Now that your relationship with a married man is done and dusted, you have the perfect opportunity to build bridges with old friends and get your social life back on track. If you have fallen out with friends because of your entanglement with a married man, don’t be too surprised if you’re forced to eat some humble pie. 

You’ll almost certainly find yourself making a few apologies. However, if it was you who decided to step away, you shouldn’t have any trouble with this. It might not be possible to repair every damaged friendship, but don’t take this as a sign that you’re unworthy of friends.

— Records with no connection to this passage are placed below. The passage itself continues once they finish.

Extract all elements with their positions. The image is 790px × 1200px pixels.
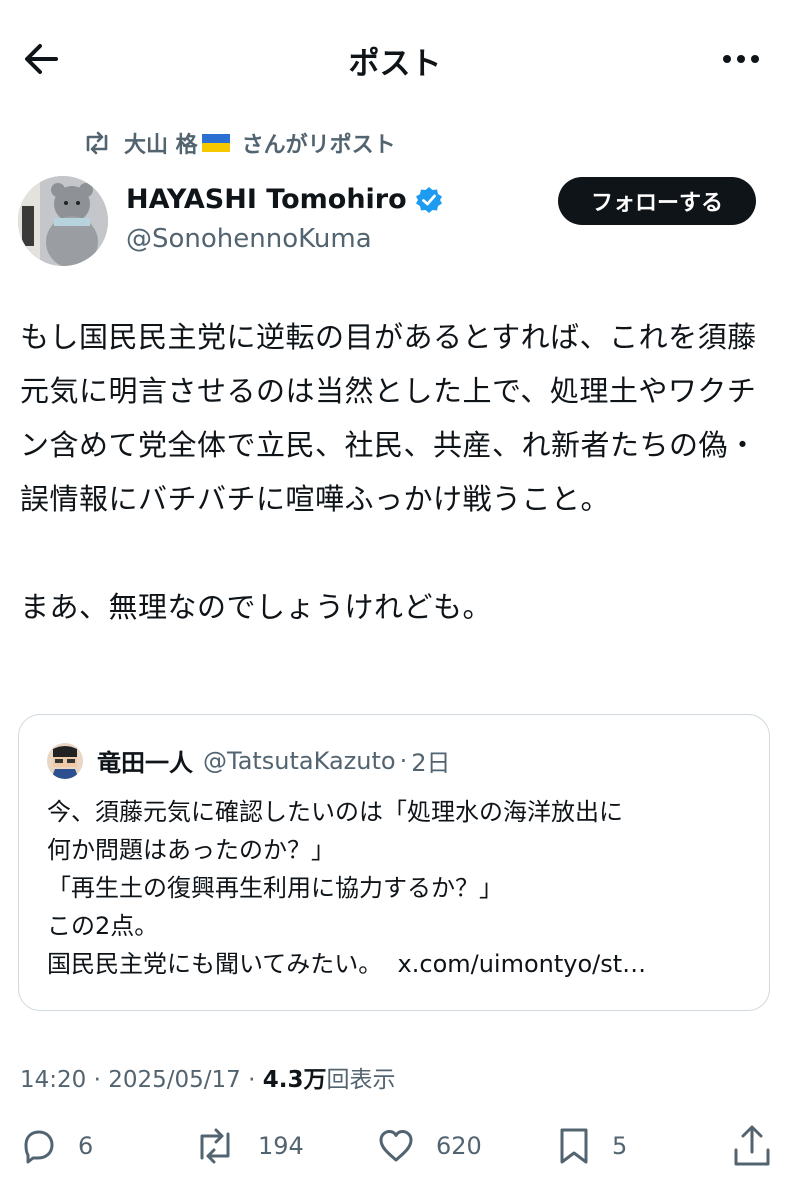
quoted-line: 「再生土の復興再生利用に協力するか？」 [47,874,503,902]
reply-button[interactable]: 6 [18,1118,93,1174]
tweet-date[interactable]: 2025/05/17 [108,1067,241,1093]
quoted-link[interactable]: x.com/uimontyo/st… [398,950,647,978]
share-icon [734,1125,770,1166]
quoted-separator: · [399,746,408,775]
quoted-line: この2点。 [47,912,159,940]
quoted-line: 何か問題はあったのか？」 [47,836,335,864]
author-avatar[interactable] [18,176,108,266]
quoted-line: 国民民主党にも聞いてみたい。 [47,950,383,978]
author-name-text: HAYASHI Tomohiro [126,184,407,215]
repost-indicator[interactable]: 大山 格 さんがリポスト [82,128,396,158]
top-bar: ポスト [0,0,790,112]
tweet-text: もし国民民主党に逆転の目があるとすれば、これを須藤元気に明言させるのは当然とした… [20,320,758,624]
bookmark-icon [560,1128,588,1164]
repost-button[interactable]: 194 [192,1118,304,1174]
quoted-author-name[interactable]: 竜田一人 [97,743,193,778]
repost-count: 194 [258,1132,304,1160]
ukraine-flag-icon [201,134,230,152]
view-label: 回表示 [326,1067,396,1093]
quoted-author-handle[interactable]: @TatsutaKazuto [203,747,396,775]
quoted-tweet-card[interactable]: 竜田一人 @TatsutaKazuto · 2日 今、須藤元気に確認したいのは「… [18,714,770,1011]
quoted-line: 今、須藤元気に確認したいのは「処理水の海洋放出に [47,798,623,826]
tweet-meta: 14:20 · 2025/05/17 · 4.3万回表示 [20,1060,396,1094]
view-count[interactable]: 4.3万 [263,1067,327,1093]
action-bar: 6 194 620 5 [0,1118,790,1178]
repost-icon [200,1128,230,1164]
author-handle[interactable]: @SonohennoKuma [126,224,372,254]
follow-button[interactable]: フォローする [558,177,756,225]
tweet-time[interactable]: 14:20 [20,1067,86,1093]
more-button[interactable] [718,36,764,82]
meta-separator: · [93,1067,101,1093]
like-count: 620 [436,1132,482,1160]
heart-icon [379,1130,413,1162]
reposter-name: 大山 格 [124,133,198,158]
page-title: ポスト [348,46,442,82]
reply-icon [24,1130,54,1164]
author-name[interactable]: HAYASHI Tomohiro [126,184,443,215]
like-button[interactable]: 620 [376,1118,482,1174]
share-button[interactable] [728,1122,776,1170]
meta-separator: · [248,1067,256,1093]
bookmark-count: 5 [612,1132,628,1160]
quoted-tweet-header: 竜田一人 @TatsutaKazuto · 2日 [97,743,450,778]
verified-badge-icon [415,186,442,213]
more-horizontal-icon [723,55,759,63]
reply-count: 6 [78,1132,94,1160]
quoted-timestamp[interactable]: 2日 [411,743,450,778]
bookmark-button[interactable]: 5 [556,1118,627,1174]
repost-icon [86,131,108,155]
quoted-tweet-text: 今、須藤元気に確認したいのは「処理水の海洋放出に 何か問題はあったのか？」 「再… [47,793,747,983]
quoted-author-avatar[interactable] [47,743,83,779]
repost-suffix: さんがリポスト [241,133,396,158]
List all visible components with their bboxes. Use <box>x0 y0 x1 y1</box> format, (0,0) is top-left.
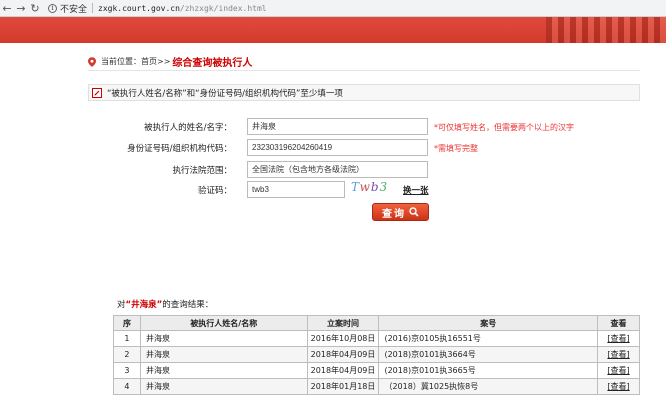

If you’re committed to exploring new opportunities and are actively getting out there and enjoying yourself, you’ll quickly be embraced by new social circles and friendship groups. 

Don’t Be Afraid to Start Dating Again

Don't Be Afraid to Start Dating Again

Moving on from a relationship with a married guy can be tough. One of the lasting impacts of being involved in an affair is that it’s hard to strike up new relationships with men. If you stand any chance of enjoying a healthy and fruitful relationship in the future, you should only be targeting a suitable man who isn’t currently involved with anyone else. However, bad habits learned from your previous relationship can have lingering effects. 

Remember, you don’t have to creep around and be secretive now that you’re seeing an unattached guy. You’re the only person they’re looking to spend time with in a romantic sense and you should be considering them the same way. 

If you’ve spent months or years sneaking around and making discreet visits to hotels, the perks of a regular relationship can seem overwhelming. Unless you’ve been completely upfront with your new beau about your past, they may be able to read your discomfort with your new arrangement. 

If you’re worried about how you’re presenting to your new boyfriend, don’t be afraid to take things slow. Small baby steps will allow you to acclimatize to the dating scene and the everyday expectation of a normal relationship. Once you’re ready to take things further, you’ll be in a much better headspace. 

Consider Getting Professional Help

Consider Getting Professional Help

Are you really struggling to say goodbye to a married man? This isn’t uncommon. If you’ve been the one to do the dumping, putting a relationship to bed is a little easier. However, those women who find themselves unceremoniously ditched by married men tend to have trouble dealing with the aftermath. 

First and foremost, remember that leaving a toxic relationship is a good thing. You’re now free to enjoy a multi-faceted relationship with someone who genuinely cares about you. What’s more, you’re not betraying anybody. 

That being said, it can be very tricky to let go of those feelings of rejection and abandonment. If you’ve been involved with someone for long enough, you may feel uncomfortable about pursuing new relationships. If you’ve become overly attached to a married guy, you may look to them for reassurance and affirmation. Lost friends because of your relationship with a married guy? In a worst-case scenario, you may struggle to find a willing ear so that you can talk about your feelings. 

If you’re really having a hard time dealing with the situation, it’s a good idea to consult a mental health professional. They’ll help you see things rationally, underlining why it’s a good thing that you’re now removed from a harmful relationship. Furthermore, they can teach you coping mechanisms to tackle unresolved emotions.